Après quinze ans avec des béquilles, je
marche
Les deux premières générations de MétaInstrument étaient posées sur pied. La troisième
génération est embarquée, « à bretelles », bientôt
sans fil. Ce choix est motivé par le rôle variable
que peut avoir le Méta-Instrumentiste, soliste face
au public ou « chef d’orchestre d’opéra » en retrait
par rapport à l’action scénique ou à l’image. Il
offre la possibilité de pouvoir être à la juste place,
cette place pouvant évoluer au fil du temps.
L’objectif est de privilégier une qualité d’adresse
au public : il me semble qu’on joue différemment
debout ou assis.
4. Pourquoi jouer ?
Cette question peut paraître saugrenue tant
l’habitude est grande d’imaginer la musique jouée
par des instrumentistes. Et pourtant les techniques
de l’enregistrement ont modifié en profondeur la
pratique musicale. Le nombre de musiciens
professionnels a d’ailleurs sensiblement diminué.
Faut-il rappeler la signification de la touche play
sur les magnétophones et autres lecteurs de CD.
Nos grands-parents disaient d’ailleurs : « fais jouer
le tourne-disque ».
Pour le Méta-Instrument, la question est d’autant
plus forte qu’il est possible d’enregistrer, en plus
des gestes de l’instrumentiste, la partition jouée
avec toutes ses nuances, le son et l’image produite.
Plus qu’un plaisir mégalomane, c’est celui
d’animer des métaphores de la Création.
Chercher l’instant juste
Ici l’œuvre est ouverte. Elle permet à tout moment
de modifier sa trajectoire, d’infléchir ses contours.
Jouer consiste à chercher l’instant juste, fragile,
éphémère, unique. Disponibilité pour le temps qui
passe, pour l’espace du concert, et pour le public
naturellement.
Interroger la notion d’œuvre
Plutôt que « pourquoi », la question pourrait être
« quoi jouer ». Qu’est-ce qui est pertinent à phraser
et qu’est-ce qui peut être automatisé ? Quelles
interactions jouer ? Ces questions interrogent la
notion d’œuvre. Elles sous-tendent une définition
de la composition qui pourrait être de donner à
jouer.
Jouer pour explorer
Les territoires ouverts par cette pratique sont très
vastes. Nous ne sommes qu’au début des
découvertes. De nombreuses directions, comme
l’exploration de la réflexion sur le son du geste ou
le son de l’image, sont encore peu explorées.
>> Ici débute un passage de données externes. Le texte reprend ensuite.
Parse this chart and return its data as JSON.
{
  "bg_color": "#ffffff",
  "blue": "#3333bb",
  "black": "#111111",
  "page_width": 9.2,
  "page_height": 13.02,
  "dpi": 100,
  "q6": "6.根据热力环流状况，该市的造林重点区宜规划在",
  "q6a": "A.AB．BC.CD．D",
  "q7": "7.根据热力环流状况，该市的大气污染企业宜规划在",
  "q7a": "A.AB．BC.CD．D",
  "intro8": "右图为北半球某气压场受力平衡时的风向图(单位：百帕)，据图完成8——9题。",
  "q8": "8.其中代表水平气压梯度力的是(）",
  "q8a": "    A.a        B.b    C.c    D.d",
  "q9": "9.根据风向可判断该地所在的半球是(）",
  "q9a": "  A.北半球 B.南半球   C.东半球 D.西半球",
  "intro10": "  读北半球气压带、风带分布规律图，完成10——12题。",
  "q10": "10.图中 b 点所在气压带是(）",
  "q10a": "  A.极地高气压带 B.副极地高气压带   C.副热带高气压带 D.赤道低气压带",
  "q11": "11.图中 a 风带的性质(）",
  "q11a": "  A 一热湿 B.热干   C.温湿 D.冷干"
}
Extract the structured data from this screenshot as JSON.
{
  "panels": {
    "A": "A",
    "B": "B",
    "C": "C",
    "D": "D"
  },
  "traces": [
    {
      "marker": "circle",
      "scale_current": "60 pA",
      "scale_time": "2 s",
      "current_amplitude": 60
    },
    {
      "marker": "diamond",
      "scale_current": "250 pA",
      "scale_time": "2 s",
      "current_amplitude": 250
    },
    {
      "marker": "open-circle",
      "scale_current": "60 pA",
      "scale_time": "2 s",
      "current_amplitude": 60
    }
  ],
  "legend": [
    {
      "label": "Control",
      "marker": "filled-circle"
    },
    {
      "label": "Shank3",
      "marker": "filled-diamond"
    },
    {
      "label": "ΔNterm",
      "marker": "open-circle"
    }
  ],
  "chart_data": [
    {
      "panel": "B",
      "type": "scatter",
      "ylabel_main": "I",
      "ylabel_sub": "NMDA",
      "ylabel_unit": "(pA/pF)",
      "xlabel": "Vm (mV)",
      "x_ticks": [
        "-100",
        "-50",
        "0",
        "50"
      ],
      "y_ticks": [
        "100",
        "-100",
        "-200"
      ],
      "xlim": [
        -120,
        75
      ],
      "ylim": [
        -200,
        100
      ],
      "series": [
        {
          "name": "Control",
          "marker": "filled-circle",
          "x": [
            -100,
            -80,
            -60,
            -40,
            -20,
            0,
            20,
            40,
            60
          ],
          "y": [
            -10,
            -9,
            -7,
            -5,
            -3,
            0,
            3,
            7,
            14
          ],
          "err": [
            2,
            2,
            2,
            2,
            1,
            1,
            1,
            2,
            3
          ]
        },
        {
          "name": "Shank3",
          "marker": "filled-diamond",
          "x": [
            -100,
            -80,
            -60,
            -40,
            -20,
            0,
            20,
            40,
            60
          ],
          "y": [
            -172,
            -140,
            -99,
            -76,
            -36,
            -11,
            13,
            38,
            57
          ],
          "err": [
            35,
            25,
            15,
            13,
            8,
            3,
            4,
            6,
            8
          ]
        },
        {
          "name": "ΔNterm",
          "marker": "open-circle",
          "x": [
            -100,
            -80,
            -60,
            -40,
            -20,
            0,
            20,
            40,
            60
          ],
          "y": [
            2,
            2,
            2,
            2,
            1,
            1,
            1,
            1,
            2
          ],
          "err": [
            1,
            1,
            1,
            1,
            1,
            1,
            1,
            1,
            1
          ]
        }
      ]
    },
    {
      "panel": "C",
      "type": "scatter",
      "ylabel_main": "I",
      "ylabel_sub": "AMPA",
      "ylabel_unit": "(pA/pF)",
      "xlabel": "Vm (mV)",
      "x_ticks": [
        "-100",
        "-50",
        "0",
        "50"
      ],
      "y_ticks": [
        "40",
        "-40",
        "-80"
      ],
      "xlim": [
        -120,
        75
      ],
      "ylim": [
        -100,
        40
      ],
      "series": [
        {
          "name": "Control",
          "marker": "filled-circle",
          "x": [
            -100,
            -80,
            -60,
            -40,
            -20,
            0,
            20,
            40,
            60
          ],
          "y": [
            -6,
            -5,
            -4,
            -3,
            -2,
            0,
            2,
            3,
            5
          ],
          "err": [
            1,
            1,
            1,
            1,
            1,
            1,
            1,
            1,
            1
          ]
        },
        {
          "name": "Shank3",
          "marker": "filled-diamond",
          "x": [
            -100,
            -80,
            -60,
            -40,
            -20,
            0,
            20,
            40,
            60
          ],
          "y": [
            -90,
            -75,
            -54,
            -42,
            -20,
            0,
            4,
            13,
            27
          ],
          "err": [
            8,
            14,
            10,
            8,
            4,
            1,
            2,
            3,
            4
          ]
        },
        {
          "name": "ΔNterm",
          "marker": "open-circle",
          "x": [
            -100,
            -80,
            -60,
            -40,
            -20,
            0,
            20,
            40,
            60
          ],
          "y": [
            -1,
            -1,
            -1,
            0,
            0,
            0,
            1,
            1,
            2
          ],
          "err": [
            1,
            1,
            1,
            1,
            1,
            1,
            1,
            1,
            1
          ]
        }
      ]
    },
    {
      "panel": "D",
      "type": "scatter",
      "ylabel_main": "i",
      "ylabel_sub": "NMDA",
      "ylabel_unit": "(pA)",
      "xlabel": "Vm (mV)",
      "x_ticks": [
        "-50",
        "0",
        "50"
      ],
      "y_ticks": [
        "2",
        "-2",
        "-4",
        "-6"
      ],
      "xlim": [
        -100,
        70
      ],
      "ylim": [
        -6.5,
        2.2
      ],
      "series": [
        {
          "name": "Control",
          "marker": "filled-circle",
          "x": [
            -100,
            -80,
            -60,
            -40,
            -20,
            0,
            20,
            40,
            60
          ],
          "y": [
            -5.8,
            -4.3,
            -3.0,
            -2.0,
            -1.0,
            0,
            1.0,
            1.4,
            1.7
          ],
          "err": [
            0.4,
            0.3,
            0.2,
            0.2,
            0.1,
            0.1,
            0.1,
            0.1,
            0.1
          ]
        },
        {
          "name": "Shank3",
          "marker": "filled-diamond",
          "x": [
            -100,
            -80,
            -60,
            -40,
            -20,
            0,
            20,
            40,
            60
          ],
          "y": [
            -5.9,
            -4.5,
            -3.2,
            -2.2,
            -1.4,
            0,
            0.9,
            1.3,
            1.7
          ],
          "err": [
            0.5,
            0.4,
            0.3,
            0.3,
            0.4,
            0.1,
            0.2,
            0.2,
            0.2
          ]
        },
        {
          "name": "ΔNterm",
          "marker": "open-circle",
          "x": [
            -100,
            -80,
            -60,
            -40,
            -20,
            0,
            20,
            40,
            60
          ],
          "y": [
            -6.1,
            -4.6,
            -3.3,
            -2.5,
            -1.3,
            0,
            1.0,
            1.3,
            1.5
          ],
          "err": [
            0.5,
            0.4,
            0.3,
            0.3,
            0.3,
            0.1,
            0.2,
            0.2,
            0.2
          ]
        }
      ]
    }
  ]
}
L’avancé du travail ne peut passer que par
l’extension du nombre de compositeurs, musiciens,
développeurs et pédagogues intéressés par le sujet.
Un plaisir immense
Alors, sans doute, la première réponse est celle du
plaisir de jouer un son circulant très vite sur
plusieurs centaines de mètres, de manipuler des
images de plusieurs centaines de mètres carrés.